泣き疲れて眠ってしまったセイを片腕に抱いた総司が
目の前に並んで正座した男達に冷たい眼を向けている。
隣には近藤と山南が仁王立ちとなっていた。
「・・・トシ・・・お前は少しも成長していないのか?」
近藤が呆れたように呟いた。
まだ総司が幼かった頃、ほぼ同様の行為をして散々周斎に説教されたはずだ。
「君達も同罪だ」
日頃は温厚な山南が批難を込めた視線で藤堂達を見据える。
「いや、だってよぉ・・・」
何事か言い訳をしようとした原田が、鋭い視線を総司に投げられて口を閉ざした。
「まだ子供なんですよ? この人は・・・」
そっと触れた瞼は泣き膨れて熱を持っている。
普段であればあの程度の怪談になど怯える人ではないはずだが
土方の話術に煽られて恐怖心が増した状態で、闇の中足首を掴まれれば
さすがに限界だったのだろう。
恐慌に陥って泣き続けるセイを宥めるのに総司と山南がどれほど苦労した事か・・・。
まろやかな頬に残る涙の跡を指で辿って小さな溜息を落す。
「しかもつい先頃家族を失ったばかりの・・・。
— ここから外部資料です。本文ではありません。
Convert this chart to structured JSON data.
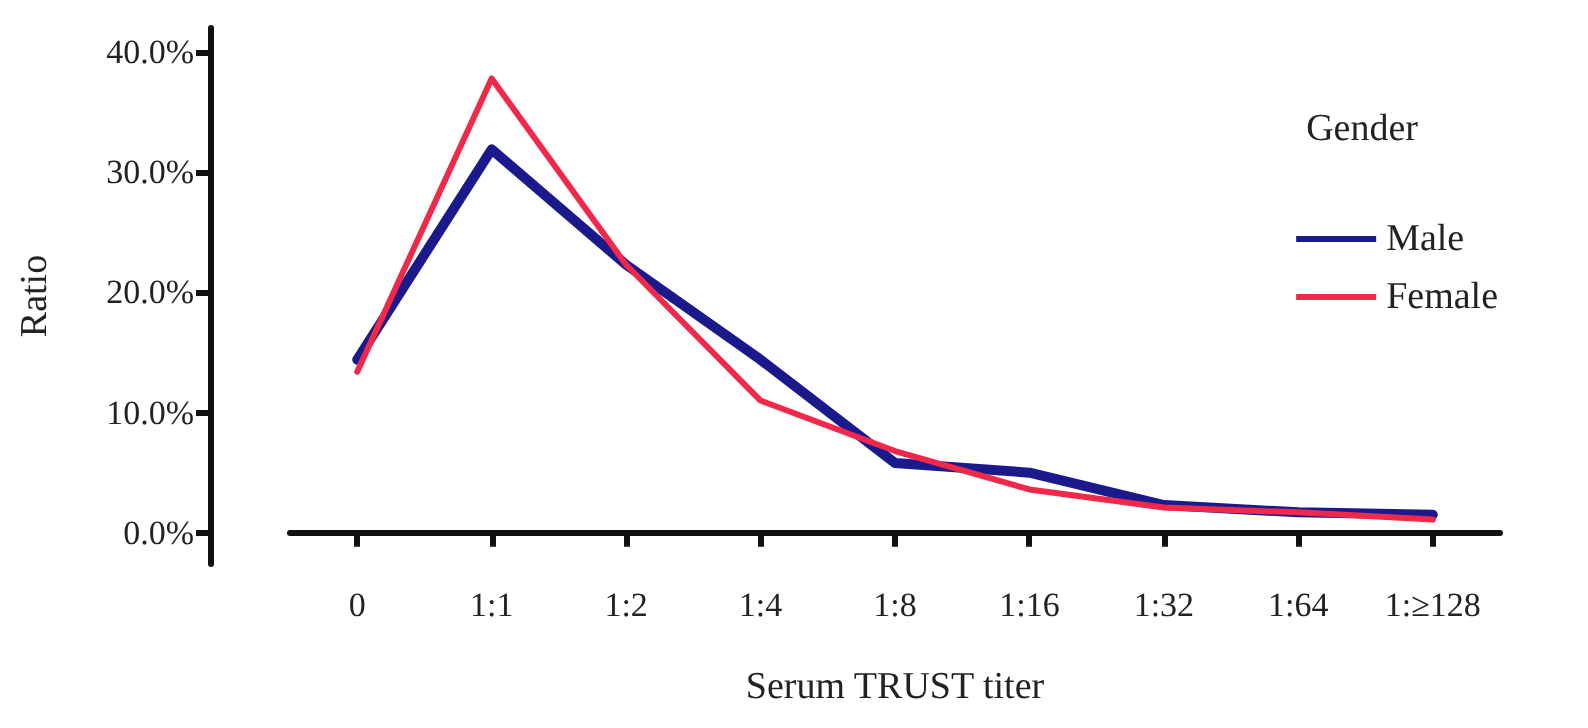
{
  "chart_data": {
    "type": "line",
    "xlabel": "Serum TRUST titer",
    "ylabel": "Ratio",
    "legend_title": "Gender",
    "legend": "top right",
    "grid": false,
    "marker": "none",
    "line_style": "solid",
    "categories": [
      "0",
      "1:1",
      "1:2",
      "1:4",
      "1:8",
      "1:16",
      "1:32",
      "1:64",
      "1:≥128"
    ],
    "ylim": [
      -2.6,
      42
    ],
    "yticks": [
      {
        "value": 0,
        "label": "0.0%"
      },
      {
        "value": 10,
        "label": "10.0%"
      },
      {
        "value": 20,
        "label": "20.0%"
      },
      {
        "value": 30,
        "label": "30.0%"
      },
      {
        "value": 40,
        "label": "40.0%"
      }
    ],
    "series": [
      {
        "name": "Male",
        "color": "#1a1a8c",
        "values": [
          14.4,
          31.9,
          22.3,
          14.4,
          5.8,
          5.0,
          2.3,
          1.7,
          1.5
        ]
      },
      {
        "name": "Female",
        "color": "#f0284a",
        "values": [
          13.4,
          37.8,
          22.3,
          11.0,
          6.8,
          3.6,
          2.1,
          1.7,
          1.1
        ]
      }
    ]
  }
}
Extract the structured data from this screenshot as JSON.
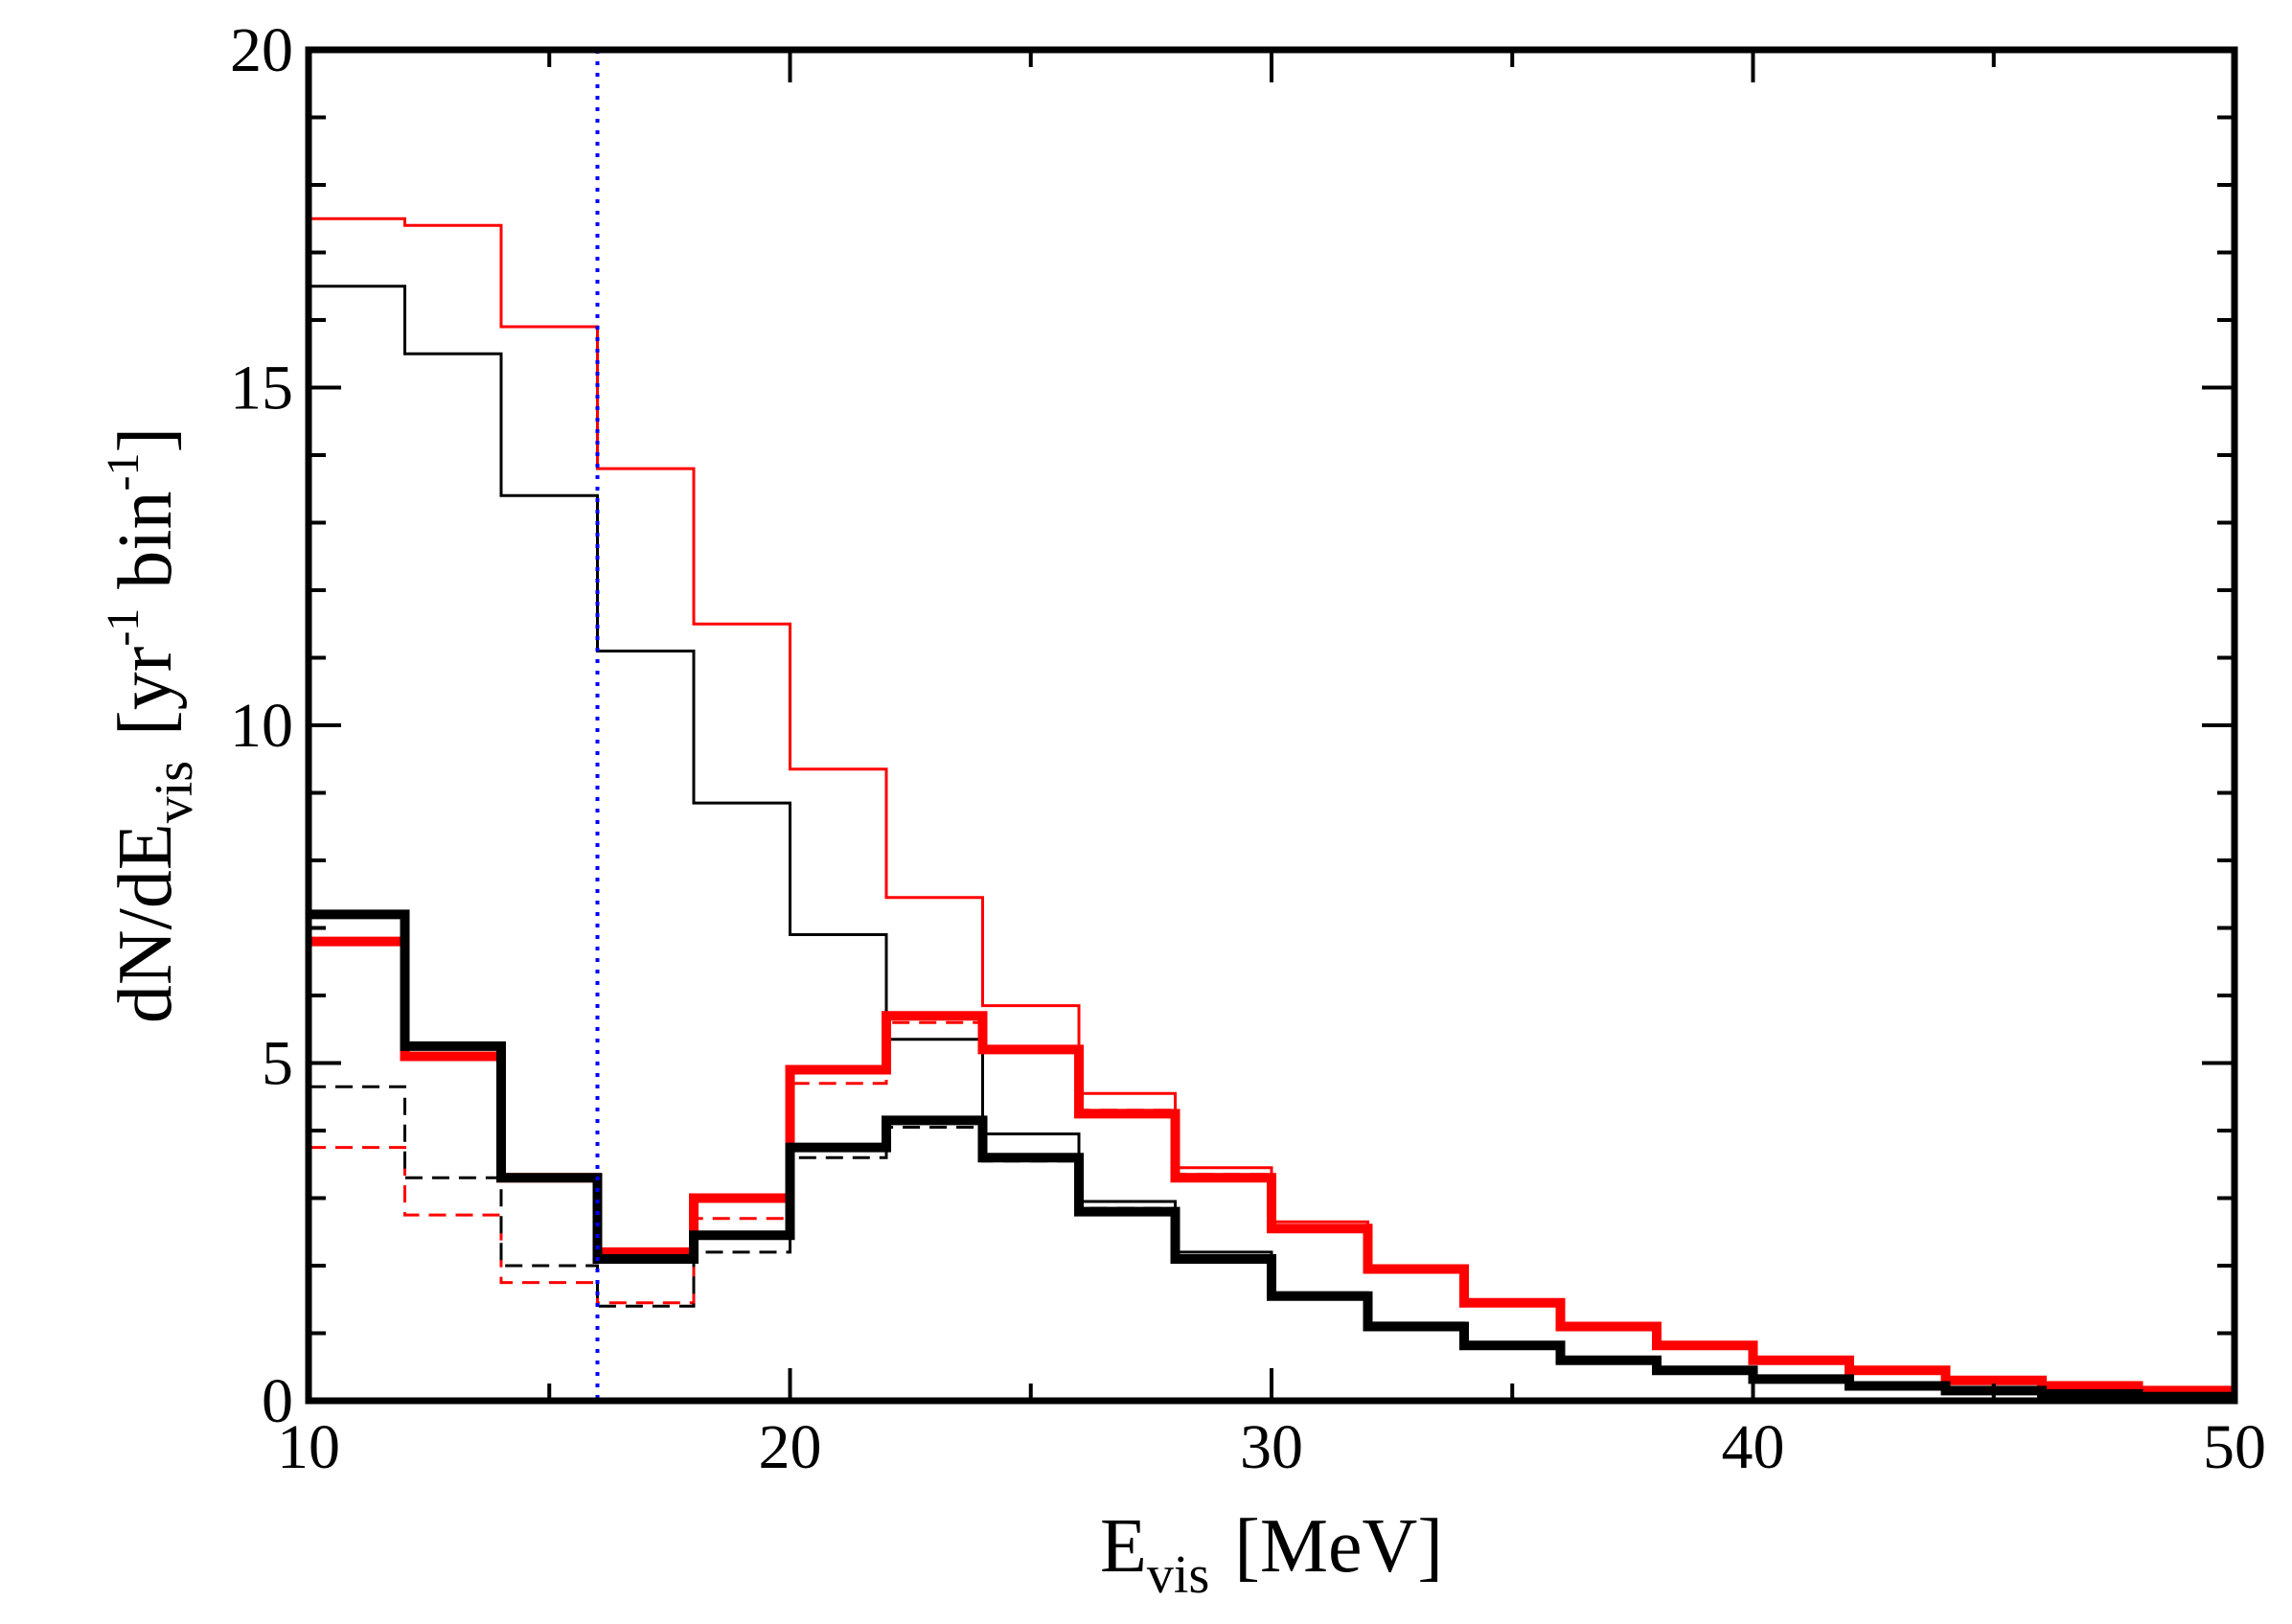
{
  "chart_data": {
    "type": "line",
    "title": "",
    "xlabel": {
      "main": "E",
      "sub": "vis",
      "unit": "[MeV]"
    },
    "ylabel": {
      "main": "dN/dE",
      "sub": "vis",
      "unit_open": "[yr",
      "sup1": "-1",
      "mid": " bin",
      "sup2": "-1",
      "unit_close": "]"
    },
    "xlim": [
      10,
      50
    ],
    "ylim": [
      0,
      20
    ],
    "xticks": [
      10,
      20,
      30,
      40,
      50
    ],
    "yticks": [
      0,
      5,
      10,
      15,
      20
    ],
    "xtick_labels": [
      "10",
      "20",
      "30",
      "40",
      "50"
    ],
    "ytick_labels": [
      "0",
      "5",
      "10",
      "15",
      "20"
    ],
    "bin_edges": [
      10,
      12,
      14,
      16,
      18,
      20,
      22,
      24,
      26,
      28,
      30,
      32,
      34,
      36,
      38,
      40,
      42,
      44,
      46,
      48,
      50
    ],
    "threshold_line": {
      "x": 16,
      "color": "#0000ff",
      "style": "dotted"
    },
    "series": [
      {
        "name": "red thin solid",
        "color": "#ff0000",
        "style": "solid",
        "weight": "thin",
        "values": [
          17.5,
          17.4,
          15.9,
          13.8,
          11.5,
          9.35,
          7.45,
          5.85,
          4.55,
          3.45,
          2.65,
          1.95,
          1.45,
          1.1,
          0.85,
          0.6,
          0.45,
          0.3,
          0.22,
          0.15
        ]
      },
      {
        "name": "black thin solid",
        "color": "#000000",
        "style": "solid",
        "weight": "thin",
        "values": [
          16.5,
          15.5,
          13.4,
          11.1,
          8.85,
          6.9,
          5.35,
          3.95,
          2.95,
          2.2,
          1.6,
          1.15,
          0.85,
          0.6,
          0.45,
          0.32,
          0.22,
          0.15,
          0.1,
          0.06
        ]
      },
      {
        "name": "red dashed",
        "color": "#ff0000",
        "style": "dashed",
        "weight": "thin",
        "values": [
          3.75,
          2.75,
          1.75,
          1.45,
          2.7,
          4.7,
          5.6,
          5.2,
          4.3,
          3.35,
          2.55,
          1.95,
          1.45,
          1.1,
          0.85,
          0.6,
          0.45,
          0.3,
          0.22,
          0.15
        ]
      },
      {
        "name": "black dashed",
        "color": "#000000",
        "style": "dashed",
        "weight": "thin",
        "values": [
          4.65,
          3.3,
          2.0,
          1.4,
          2.2,
          3.6,
          4.05,
          3.55,
          2.85,
          2.1,
          1.55,
          1.1,
          0.82,
          0.6,
          0.45,
          0.32,
          0.22,
          0.15,
          0.1,
          0.06
        ]
      },
      {
        "name": "red thick solid",
        "color": "#ff0000",
        "style": "solid",
        "weight": "thick",
        "values": [
          6.8,
          5.1,
          3.3,
          2.2,
          3.0,
          4.9,
          5.7,
          5.2,
          4.25,
          3.3,
          2.55,
          1.95,
          1.45,
          1.1,
          0.82,
          0.6,
          0.45,
          0.3,
          0.22,
          0.15
        ]
      },
      {
        "name": "black thick solid",
        "color": "#000000",
        "style": "solid",
        "weight": "thick",
        "values": [
          7.2,
          5.25,
          3.3,
          2.1,
          2.45,
          3.75,
          4.15,
          3.6,
          2.8,
          2.1,
          1.55,
          1.1,
          0.82,
          0.6,
          0.45,
          0.32,
          0.22,
          0.15,
          0.1,
          0.06
        ]
      }
    ]
  }
}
それを大人達が寄ってたかって」
その言葉にはさすがの土方も罰が悪そうに視線を逸らした。
あまりに激しいセイの泣きように、確かにやりすぎたかとも感じていたのだから。
「この子が目覚めたら、ちゃんと謝ってくださいね」
にっこり笑う総司は勿論、近藤と山南から向けられる重圧に
男達は揃って頷いた。
翌日の宵。
「悪かったと思ってるんだぜ。だからよ、お前が厠へ行く時は
俺達が番をしてやるから心配すんな」
「いや、お気遣い無くっ!」
「遠慮するなって、なぁ、ぱっつぁん」
「おお。詫びの気持ちだ。安心して用を足しゃぁいい」
「お二人が外に立ってなどいたら、安心どころか落ち着いてできませんよっ!」
「まぁまぁ」
「まぁまぁ」
「まぁまぁって、どこへ連れて行くんですかっ!」
「そろそろ寝る時間だろう。良い子は寝る前に用を足しとくもんだ」
「そうそう。寝しょんべんなんぞしたら笑い者だからなぁ」
「はっ、放せぇぇぇ!!」
男達の謝罪の気持ちは明後日の方向へと突っ走るようで、
いずれにしても年若な隊士は幹部達の格好の玩具となるらしい。